If you want to confirm the sensor is active you can do this by using a phone charger, cheap led and a 220 ohm resistor. Connect the ground wire from the phone charger to the cathode lead on the LED, this will usually be the shorter of the 2 leads. You can also locate the cathode lead because on the bottom edge of the LED there will be a flat spot and the lead closest to that flat spot is the cathode lead. Connect your resistor to the anode lead on the LED (the other lead) and then connect the other end of the resistor to one of the wires on the wheel speed sensor. Connect the positive from the phone charge to the other wire on the wheel speed sensor. Plug the phone charger in and spin the wheel on the car. The LED should blink on and off when you do that.

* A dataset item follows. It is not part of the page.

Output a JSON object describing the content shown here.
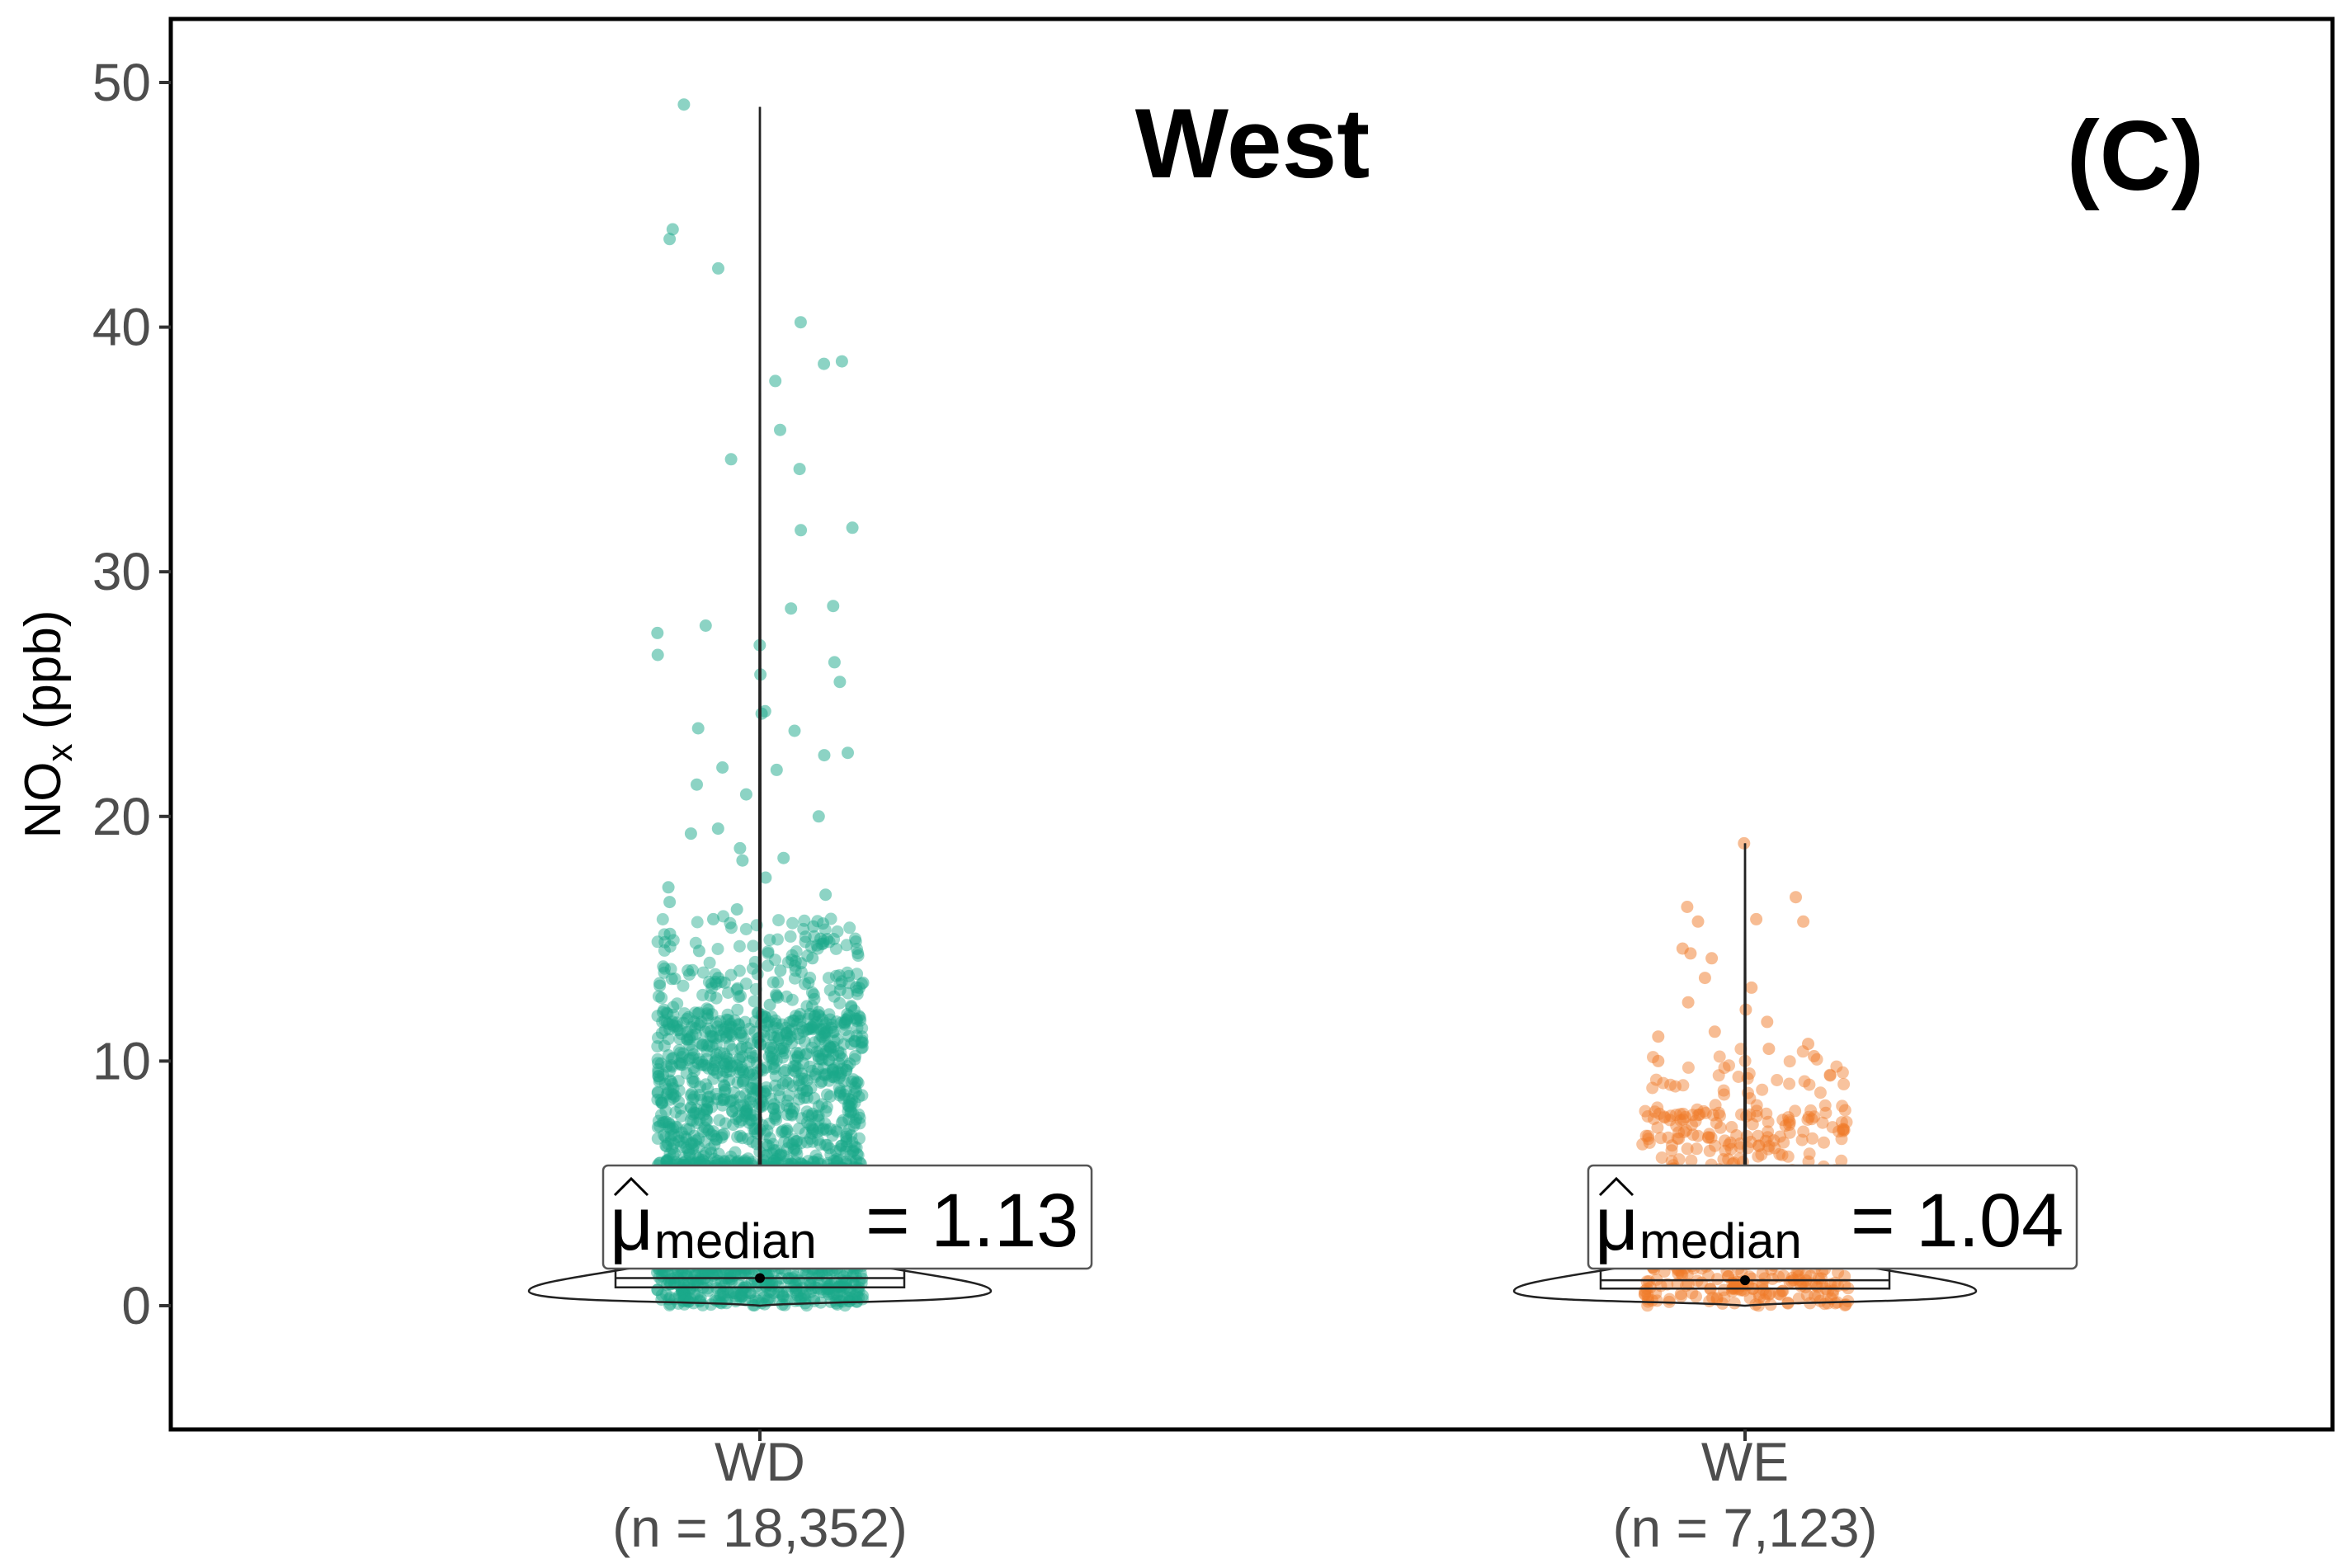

So what you need is something that will convert an AC waveform into a PWM wave form. Yes this can be done and it's really not that hard to do.

Here is a part that might work. It is hard to tell from the description but if you look at the wording it states "not able to convert signals from 2-wire hall type ABS sensors."

We are not wanting to convert "from" a hall sensor type ABS. we are wanting to convert from a variable-reluctance (VR) "to" a hall type sensor. It also states " these modules cannot be connected to a 12V power source" which there are some vehicles (BMW) that use a 12v supply voltage to their sensors and those sensors are typically hall type sensors. I believe that these modules will not work on those types of sensors. That being said the Solstice uses a 5v sensor and the corvette has the VR sensors, so these should work.

You need one per axle, each module handles 2 sensors. You will not need to buy any kind of power supply or anything like that. All the wiring is done right at the ABS module. There are 4 signal wires one for each wheel and 4 5V "reference" wires , one for each sensor. You will cut the 8 wires free from the ABS module. the 2 wires going to each wheel will connect to the modules. each signal wire will connect to the modules. only 2 of the 5V wires will connect to the module. the other 2 get capped off for the moment.


Using these will more than likely get rid of the ABS errors that currently exist. There is a pretty good possibility that you will get different errors or even possibly the same errors but caused by a different reason. The Solstice EBCM has what is called a P.O.S.T cycle, this means Power On Self Test. When the EBCM turns on it does internal tests to make sure it's functioning properly. It also runs tests against any sensors attached to it, this includes the WSS sensors. If the errors don't go away or new ones come up then additional testing will need to be done in order to figure out exactly how the EBCM is performing the test. The test is almost 100% going to be testing for voltage on both wires to each sensor and also for ground on both wires to each sensor. The way the sensors work is by changing that 5v going into it into and up and down based on wheel movement. It is NOT an on and off of the 5v. it will be something along the lines of 2.5V is low and 5v is high.

I would worry about those kinds of issues if you come across them. A simple resistor to pull or up down the signal or a resistor across each set of wires will more than likely fix any issues that may arise.

https://sirhclabs.com/product/vr-to-hall-sensor-converter-dual-channel/

If these modules do not do the trick and we have exhausted all attempts to correct any issues cause by the EBCM POST test I will build a module that will provide everything the EBCM needs to see. I will also be able to make corrections to the pulses caused by a difference in the number of pulses per rotation.